Otro empleado se acercó a la mesa con la botella de vino, la mostró, descorchó y sirvió dos copas. Las miradas de Marlena y Don se mantenían entre el cristal de las copas que se manchaban lentamente de color rojo. Don encontró en ella un ligero atisbo de sospecha, al cual respondió con una sonrisa maléfica cerrando ligeramente los párpados. La fuerza de la tensión provocó que ella soltara otra tímida risa y agachara la mirada. Después brindaron.

—Por nosotros —dijo él disipando la incómoda tensión generada segundos antes—. Por esta noche.

—Por esta noche —respondió ella y las copas chocaron.

—Y respecto a tu pregunta —añadió antes de dar un trago—. Los había escuchado al entrar.

Bajo el hilo musical formado por murmullo de los comensales que copaban las mesas, la botella de vino se vació a medida que las palabras de ambos cruzaban sendas direcciones. De entrada, Don pidió zamburiñas gratinadas, tartar de atún con caviar de salmón para compartir en el centro, una ensalada verde con langostinos en tempura, merluza con caviar de oricios para él, y lubina asada con vieiras y jugo de lima para ella. Continuaron hablando del devenir de la vida, de cómo ella había terminado trabajando para él y lo mucho que el estudio estaba ilusionado con el proyecto que tenían en Berlín. Mientras degustaron la comida, Don buscó, en diferentes ocasiones, el momento idóneo para girar la conversación hacia un terreno más sentimental. Se preguntaba si Marlena habría estado con otros hombres y cómo le habría ido. Sabía de sobra que no necesitaba preguntarle directamente a la chica para obtener esa información. Tenía sus contactos. Mariano se haría cargo de ello. Por el contrario, quería jugar las cartas como haría un hombre de a pie, elegante y con escrúpulos. Don esquivó los postres y le dijo al camarero que volviese cuando hubieran terminado de comer. Sin haberle preguntado si deseaba algo más, la sonrisa de Marlena parecía estirarse hacia el infinito, provocada por las carcajadas que le producía su jefe y el alcohol.

—¿Sabes? —Dijo ella con voz nostálgica mirando el filo de la copa de cristal—. No pensaba que fueras tan…

—¿Divertido? —Preguntó él con picardía.

—Dominante —contestó la mujer. Don se recompuso y echó la espalda hacia atrás. Marlena se sintió avergonzada por un instante por lo que había dicho, al recordar que seguía siendo su jefe. Los mofletes de su cara se enrojecieron del calor—. No me malinterpretes, ya sabes cómo son en la oficina… Se dicen muchas cosas.
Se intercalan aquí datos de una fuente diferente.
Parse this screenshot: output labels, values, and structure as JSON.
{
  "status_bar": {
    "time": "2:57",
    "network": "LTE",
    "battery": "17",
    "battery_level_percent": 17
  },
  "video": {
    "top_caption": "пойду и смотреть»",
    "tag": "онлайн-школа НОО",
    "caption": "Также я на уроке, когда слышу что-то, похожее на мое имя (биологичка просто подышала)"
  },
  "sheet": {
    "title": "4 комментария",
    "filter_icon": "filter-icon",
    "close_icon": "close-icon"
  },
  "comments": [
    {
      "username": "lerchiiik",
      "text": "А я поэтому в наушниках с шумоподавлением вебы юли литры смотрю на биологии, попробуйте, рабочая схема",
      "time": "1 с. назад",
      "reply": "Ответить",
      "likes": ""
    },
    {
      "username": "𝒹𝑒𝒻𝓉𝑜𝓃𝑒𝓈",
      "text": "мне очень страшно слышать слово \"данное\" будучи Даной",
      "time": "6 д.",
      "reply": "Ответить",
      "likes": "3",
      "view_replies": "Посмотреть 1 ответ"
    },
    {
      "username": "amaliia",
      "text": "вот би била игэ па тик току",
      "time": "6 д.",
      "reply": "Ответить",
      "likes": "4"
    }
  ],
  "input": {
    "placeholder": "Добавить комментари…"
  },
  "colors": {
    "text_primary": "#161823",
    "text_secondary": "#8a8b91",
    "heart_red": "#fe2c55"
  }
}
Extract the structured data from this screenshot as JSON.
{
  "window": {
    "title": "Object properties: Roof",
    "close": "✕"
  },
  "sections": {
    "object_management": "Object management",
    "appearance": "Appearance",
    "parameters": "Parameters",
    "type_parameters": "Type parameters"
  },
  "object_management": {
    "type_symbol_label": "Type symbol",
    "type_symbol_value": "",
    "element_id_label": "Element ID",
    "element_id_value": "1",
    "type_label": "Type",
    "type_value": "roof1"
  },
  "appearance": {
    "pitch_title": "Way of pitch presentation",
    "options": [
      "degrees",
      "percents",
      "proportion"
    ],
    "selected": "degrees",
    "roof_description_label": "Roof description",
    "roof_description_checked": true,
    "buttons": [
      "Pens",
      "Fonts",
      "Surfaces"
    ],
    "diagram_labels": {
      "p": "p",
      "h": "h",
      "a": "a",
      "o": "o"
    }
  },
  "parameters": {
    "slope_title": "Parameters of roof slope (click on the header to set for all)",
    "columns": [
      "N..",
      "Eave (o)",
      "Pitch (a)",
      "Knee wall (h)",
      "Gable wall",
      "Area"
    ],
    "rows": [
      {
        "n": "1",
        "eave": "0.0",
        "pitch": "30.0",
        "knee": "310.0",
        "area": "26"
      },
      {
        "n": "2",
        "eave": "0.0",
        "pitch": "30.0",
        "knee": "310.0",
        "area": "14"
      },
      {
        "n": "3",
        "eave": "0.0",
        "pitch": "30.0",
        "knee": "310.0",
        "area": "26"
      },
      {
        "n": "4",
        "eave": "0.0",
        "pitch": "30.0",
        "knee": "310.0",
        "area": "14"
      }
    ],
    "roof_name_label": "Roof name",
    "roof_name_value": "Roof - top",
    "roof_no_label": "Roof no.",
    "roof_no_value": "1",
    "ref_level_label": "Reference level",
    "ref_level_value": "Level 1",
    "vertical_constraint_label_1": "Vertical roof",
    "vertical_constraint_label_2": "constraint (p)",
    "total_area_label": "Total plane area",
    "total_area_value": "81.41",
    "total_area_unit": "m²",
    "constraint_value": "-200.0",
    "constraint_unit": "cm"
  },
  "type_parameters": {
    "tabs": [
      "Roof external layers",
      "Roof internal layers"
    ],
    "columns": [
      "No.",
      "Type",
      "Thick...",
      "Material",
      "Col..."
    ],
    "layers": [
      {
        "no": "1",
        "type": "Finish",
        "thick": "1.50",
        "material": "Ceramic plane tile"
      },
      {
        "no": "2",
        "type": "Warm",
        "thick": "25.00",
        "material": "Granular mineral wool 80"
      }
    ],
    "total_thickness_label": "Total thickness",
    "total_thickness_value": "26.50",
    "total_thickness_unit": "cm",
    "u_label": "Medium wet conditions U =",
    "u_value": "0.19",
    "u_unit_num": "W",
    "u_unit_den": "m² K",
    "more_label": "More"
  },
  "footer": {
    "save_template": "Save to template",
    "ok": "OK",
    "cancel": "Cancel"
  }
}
Don interpretó las señales de la mujer que tenía delante. A pesar de todo, ninguno de los dos era capaz de cargar con los más de treinta años que llevaban a sus espaldas. Cuando se es niño, se piensa que la edad adulta es el cúmulo de toda la experiencia, que no hay nada nuevo por aprender y que la única función por la que se existe es para dar consejo al más pequeño. Don estaba convencido de que tal falacia residía en la sesera de cada una de las personas que había acumulado tres décadas de existencia. Al igual que Marlena, su mente había dejado de madurar tiempo atrás, aunque sabía cómo disimularlo.

—Ya que lo mencionas —respondió él intimidándola con un fuerte corte verbal—. Espero que me des una explicación.

El equilibrio entre ambos, cocinado a fuego lento por una agradable velada, caía por un despeñadero tras las palabras del arquitecto. Estaba utilizando su poder para poner a la mujer en un compromiso. De repente, Marlena se había olvidado de la cena y se sentía como si estuviera en el despacho de su jefe. Él era el único que podía cortarle las alas.

—Todos piensan que eres un tipo serio —dijo cohibida—, sin amigos… Y que solo sabes trabajar. Eso es todo.

—¿Y tú? —Preguntó él acorralando a su presa, acariciando la mano que Marlena apoyaba sobre el mantel, con el índice. Don cogió aire y provocó una voz diafragmática—. ¿Qué piensas de mí, Marlena?

Como miel para los oídos, la chica pestañeó dos veces y, más relajada, clavó sus ojos de color chocolate en el rostro del arquitecto, que regresaba a su posición tras haber inyectado el veneno.

—No pienso como ellos —contestó la mujer volviendo a renacer—. Creo que eres un hombre normal… con demasiadas responsabilidades… pero con un gran corazón.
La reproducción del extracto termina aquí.